Il tempo diviene mutabile. Non c’è una DeLorean a trasportarci fisicamente all’interno di una precedente o futura sequenza temporale, è l’artista stesso che attraverso la sua opera riesce a produrre un riverbero che si congiunge al passato, riemergendo nel presente cambiato nelle viscere, restando immutato nella forma. Una dimensione nuova ed inaspettata.
Curato da Antonio Oriente, che prosegue la tradizione di progetti di altissimo profilo in Meridione, l’intervento rappresenta lo starter di un nuovo modo di fare cultura. A cavallo tra archeologia ed arte contemporanea, l’opera si prefigge anzitutto di valorizzare il sito archeologico di Santa Maria di Siponto in Puglia, attraverso una ricostruzione dell’antica basilica paleocristiana.
Unico ricordo della costruzione sono i resti di basamenti, un mosaico, alcune tombe, una dimensione schiacciata dal tempo, dal terremoto che ne ha cancellato la presenza. Una fisicità appiattita e bidimensionale che torna ora ad un nuovo slancio verso l’alto, acquistando fisicità ed una nuova terza dimensione.
È bene ribadirlo immediatamente, i volumi che costituiscono questa struttura, composti come è lecito aspettarsi da reti metalliche trasparenti, non rappresentano una mera copertura protettiva degli scavi, ma una vera e propria rilettura ed interpretazione dell’antica basilica.
Edoardo Tresoldi raccoglie qui gli aspetti peculiari del proprio operato, delle ultime incarnazioni, realizzando un installazione che per dimensioni, fisicità, e capacità emozionale, lascia interdetti.
Il dialogo con l’ambiente e lo spazio circostante, giunge qui a connettersi con il passato del luogo, ma anche con ciò che è già presente offrendo una lettura panoramica, tra presente e ciò che fu, del tutto nuova e moderna. C’è una conversazione tra la costruzione dell’artista Italiano e la Basilica minore presente a pochi passi, capace di rivelare una inedita amalgama.

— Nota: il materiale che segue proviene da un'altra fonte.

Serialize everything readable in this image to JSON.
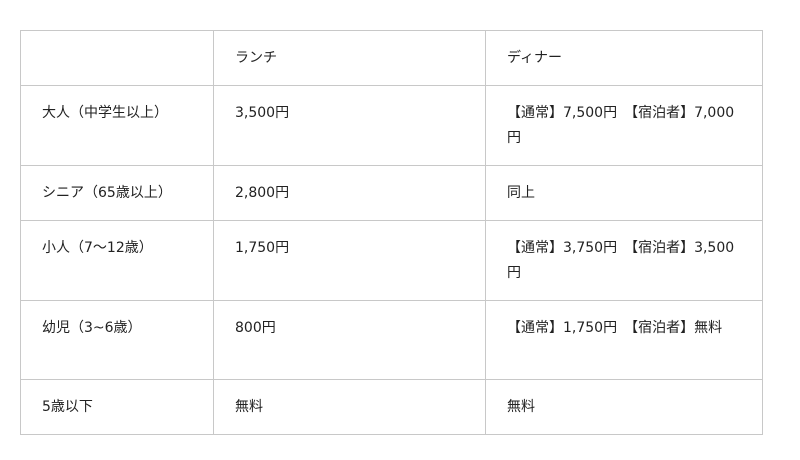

Al tempo stesso l’interazione tra l’opera e l’uomo, non passa per uno sguardo passivo od una presenza labile e abulica. Ribadendo i concetti espressi e veicolati nelle ultime produzioni maggiormente architettoniche, Edoardo Tresoldi innesca una nuova interattività, un non-luogo che da astratto, diviene tangibile, fisico, capace di diventare esperienza viscerale. C’è la possibilità di esplorarne gli interni, di stimolare l’immaginazione, tentando di ricreare nella propria mente, forme, immagini e colori. La trasparenza della struttura, diviene nuovamente momento di confronto con gli elementi esterni che si inseriscono all’interno, innescando e scatenando sensazioni del tutto personali.
Cercavo una scossa epidermica, l’ho trovata in un opera che unifica aspetti tecnici ed emozionali complessi, trovandomi investito da un susseguirsi di stimoli che arrivano all’unisono, percezioni e stati d’animo eterogenei, agitazione dei sensi.
È un installazione che connette, ferma e riavvolge il tempo, ne raccoglie l’eredità amplificandone la dimensione fisica, emotiva, ambientale e percettiva.